1.染色体異常による胸郭異常のひとつとして現れる
2.骨の成長の仕方の異常のひとつとして現れる
3.呼吸がうまくできない結果現れる
4.外圧

 この際4は問題としないことにして、つまりは「骨関連」か「呼吸関連」の問題と考えられるのですが、私的な見解として、「骨全体に異常をきたす病」1,2の中で、特に肋軟骨が長くならざるをえなかった原因は「呼吸」にあって(努力性呼吸より推察できる)、すなわちさらにまとめると、漏斗胸の根本的な原因は次の3つに集約されるのではと考えます。
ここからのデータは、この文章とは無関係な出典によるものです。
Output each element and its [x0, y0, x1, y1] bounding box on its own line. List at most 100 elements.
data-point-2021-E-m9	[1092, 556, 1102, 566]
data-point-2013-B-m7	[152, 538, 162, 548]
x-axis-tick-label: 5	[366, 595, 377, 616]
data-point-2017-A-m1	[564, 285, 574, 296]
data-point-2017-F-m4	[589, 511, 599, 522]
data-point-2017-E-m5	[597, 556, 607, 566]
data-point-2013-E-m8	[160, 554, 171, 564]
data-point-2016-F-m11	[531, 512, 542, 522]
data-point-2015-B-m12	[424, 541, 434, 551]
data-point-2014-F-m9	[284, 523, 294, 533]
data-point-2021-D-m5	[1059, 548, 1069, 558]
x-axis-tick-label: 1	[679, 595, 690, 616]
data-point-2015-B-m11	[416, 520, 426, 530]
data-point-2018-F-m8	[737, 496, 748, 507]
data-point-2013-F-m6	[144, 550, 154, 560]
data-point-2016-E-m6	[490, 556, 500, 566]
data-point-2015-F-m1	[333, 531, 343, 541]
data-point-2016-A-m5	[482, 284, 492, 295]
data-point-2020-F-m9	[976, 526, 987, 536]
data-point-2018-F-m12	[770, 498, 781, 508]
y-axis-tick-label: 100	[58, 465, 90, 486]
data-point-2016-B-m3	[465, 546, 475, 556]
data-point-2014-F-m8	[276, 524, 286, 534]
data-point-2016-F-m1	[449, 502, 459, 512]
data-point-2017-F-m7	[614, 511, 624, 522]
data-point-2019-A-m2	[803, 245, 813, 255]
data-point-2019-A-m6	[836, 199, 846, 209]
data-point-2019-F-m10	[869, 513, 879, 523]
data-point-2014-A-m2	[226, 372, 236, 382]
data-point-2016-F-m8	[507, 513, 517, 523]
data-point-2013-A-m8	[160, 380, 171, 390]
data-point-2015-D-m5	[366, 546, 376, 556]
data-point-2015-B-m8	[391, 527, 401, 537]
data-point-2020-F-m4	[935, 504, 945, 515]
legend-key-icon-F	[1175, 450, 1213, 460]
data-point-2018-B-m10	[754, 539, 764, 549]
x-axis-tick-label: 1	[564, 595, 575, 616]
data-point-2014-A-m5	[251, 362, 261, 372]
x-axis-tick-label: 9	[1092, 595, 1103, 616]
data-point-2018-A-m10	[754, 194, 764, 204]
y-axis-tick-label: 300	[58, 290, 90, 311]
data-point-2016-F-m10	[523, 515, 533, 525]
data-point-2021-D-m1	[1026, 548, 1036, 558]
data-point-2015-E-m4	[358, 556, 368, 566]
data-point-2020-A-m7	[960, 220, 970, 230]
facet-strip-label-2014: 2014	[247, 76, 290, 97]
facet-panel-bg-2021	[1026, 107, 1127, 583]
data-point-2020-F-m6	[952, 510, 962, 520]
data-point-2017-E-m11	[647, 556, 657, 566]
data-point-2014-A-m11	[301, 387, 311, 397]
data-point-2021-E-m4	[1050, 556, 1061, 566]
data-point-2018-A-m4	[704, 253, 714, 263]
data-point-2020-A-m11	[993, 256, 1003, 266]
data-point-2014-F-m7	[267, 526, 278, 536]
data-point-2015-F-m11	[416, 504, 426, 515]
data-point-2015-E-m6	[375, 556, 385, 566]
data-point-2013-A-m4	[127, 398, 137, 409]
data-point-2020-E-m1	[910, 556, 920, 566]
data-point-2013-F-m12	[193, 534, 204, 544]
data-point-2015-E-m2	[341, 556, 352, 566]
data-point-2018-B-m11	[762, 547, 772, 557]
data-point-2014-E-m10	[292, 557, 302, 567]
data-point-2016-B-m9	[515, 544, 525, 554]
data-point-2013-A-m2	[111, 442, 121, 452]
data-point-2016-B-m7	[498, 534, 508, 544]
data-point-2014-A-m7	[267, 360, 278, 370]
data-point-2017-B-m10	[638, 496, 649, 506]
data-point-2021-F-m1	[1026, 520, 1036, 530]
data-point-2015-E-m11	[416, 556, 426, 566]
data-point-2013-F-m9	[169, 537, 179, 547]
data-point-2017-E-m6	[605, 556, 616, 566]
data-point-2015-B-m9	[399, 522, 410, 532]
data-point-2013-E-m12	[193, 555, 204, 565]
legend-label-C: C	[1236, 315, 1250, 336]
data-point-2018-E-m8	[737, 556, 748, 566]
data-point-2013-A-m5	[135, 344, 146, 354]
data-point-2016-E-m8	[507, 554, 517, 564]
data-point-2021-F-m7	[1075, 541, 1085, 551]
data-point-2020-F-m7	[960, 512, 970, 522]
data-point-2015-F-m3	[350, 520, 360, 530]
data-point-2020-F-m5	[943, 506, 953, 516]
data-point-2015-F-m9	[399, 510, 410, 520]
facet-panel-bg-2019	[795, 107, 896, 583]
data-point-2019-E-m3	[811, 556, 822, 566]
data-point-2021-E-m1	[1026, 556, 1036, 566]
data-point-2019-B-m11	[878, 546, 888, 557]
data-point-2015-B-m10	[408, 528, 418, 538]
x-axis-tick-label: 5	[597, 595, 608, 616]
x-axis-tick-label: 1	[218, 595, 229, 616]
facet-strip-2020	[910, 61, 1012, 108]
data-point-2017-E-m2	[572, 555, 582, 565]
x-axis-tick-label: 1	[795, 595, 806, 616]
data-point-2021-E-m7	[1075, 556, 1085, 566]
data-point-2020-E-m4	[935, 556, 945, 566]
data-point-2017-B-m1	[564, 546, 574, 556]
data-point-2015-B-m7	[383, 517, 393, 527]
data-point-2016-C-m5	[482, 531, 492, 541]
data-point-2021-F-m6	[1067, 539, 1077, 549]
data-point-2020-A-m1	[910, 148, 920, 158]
A.正常な骨が陥凹してしまうほど呼吸器官に異常がある(呼吸性漏斗胸)
B.正常な呼吸なのに陥凹してしまうほど骨に異常がある(骨性漏斗胸)
C.呼吸器官にも骨にも異常がある(複合性漏斗胸)

 呼吸性、骨性、複合性と勝手に命名してみましたが、漏斗胸患者はABCどれかに当てはまるのではないでしょうか。これによれば、それぞれに治療法が違ってくるし、単に漏斗胸を治しても術後の成績が変わってくるはずです。一方で、的確な予防法や軽度漏斗胸のための回復トレーニング法も提唱できそうな気がするのですが、実際の医療の現場では私の意見は否とみるでしょうか。